Computational modeling of novel quinazoline derivatives as potent epidermal growth factor receptor inhibitors

QSAR modelling on Thirty (34) novel quinazoline derivatives (EGFR(WT) inhibitors) as non-small cell lung cancer (NSCLC) agents was performed to develop a model with good predictive power that can predict the activities of newly designed compounds that have not been synthesised. The EGFR(WT) inhibitors were optimized at B3LYP/6-31G* level of theory using Density Functional Theory (DFT) method. Multi-Linear Regression using Genetic Function Approximation (GFA) method was adopted in building the models.
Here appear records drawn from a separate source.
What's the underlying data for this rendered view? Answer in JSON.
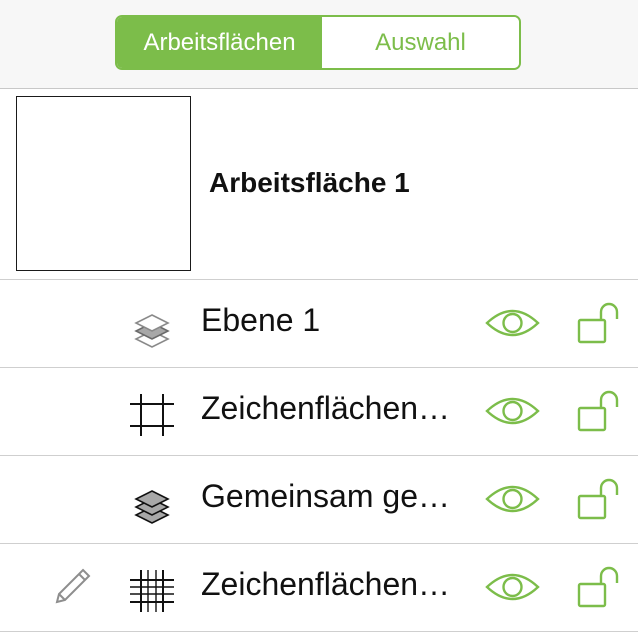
{
  "theme": {
    "accent": "#7cbd4a"
  },
  "segmented_control": {
    "artboards_label": "Arbeitsflächen",
    "selection_label": "Auswahl"
  },
  "artboard": {
    "title": "Arbeitsfläche 1"
  },
  "layers": [
    {
      "label": "Ebene 1",
      "icon": "layer-stack-icon",
      "visible_icon": "eye-icon",
      "lock_icon": "unlocked-padlock-icon"
    },
    {
      "label": "Zeichenflächen…",
      "icon": "canvas-crop-marks-icon",
      "visible_icon": "eye-icon",
      "lock_icon": "unlocked-padlock-icon"
    },
    {
      "label": "Gemeinsam ge…",
      "icon": "shared-layer-stack-icon",
      "visible_icon": "eye-icon",
      "lock_icon": "unlocked-padlock-icon"
    },
    {
      "label": "Zeichenflächen…",
      "icon": "grid-canvas-icon",
      "visible_icon": "eye-icon",
      "lock_icon": "unlocked-padlock-icon",
      "edit_icon": "pencil-icon"
    }
  ]
}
The best one among the models built was selected and reported because it was found to have passed the minimum requirement for the assessment of QSAR models with the following assessment parameters: R(2) of 0.965901, R(2)(adj) of 0.893733, Q(cv)(2) of 0.940744, R(2)(test) of 0.818991 and LOF of 0.076739. The high predicted power, reliability, robustness of the reported model was verified further by subjecting it to other assessments such VIF, Y-scrambling test and applicability domain. Molecular docking was also employed to elucidate the binding mode of some selected EGFR(WT) inhibitors against EGFR receptor (4ZAU) and found that molecule 17 have the highest binding affinity of -9.5 kcal/mol. It was observed that the ligand interacted with the receptor via hydrogen bond, hydrophobic bond, halogen bond, electrostatic bond and others which might me the reason why it has the highest binding affinity. Also, the ADME properties of these selected molecules were predicted and only one molecule (34) was found not orally bioavailable because it violated more than the permissible limit set by Lipinski's rule of five filters. This findings proposed a guidance for designing new potents EGFR(WT) inhibitors against their target enzyme.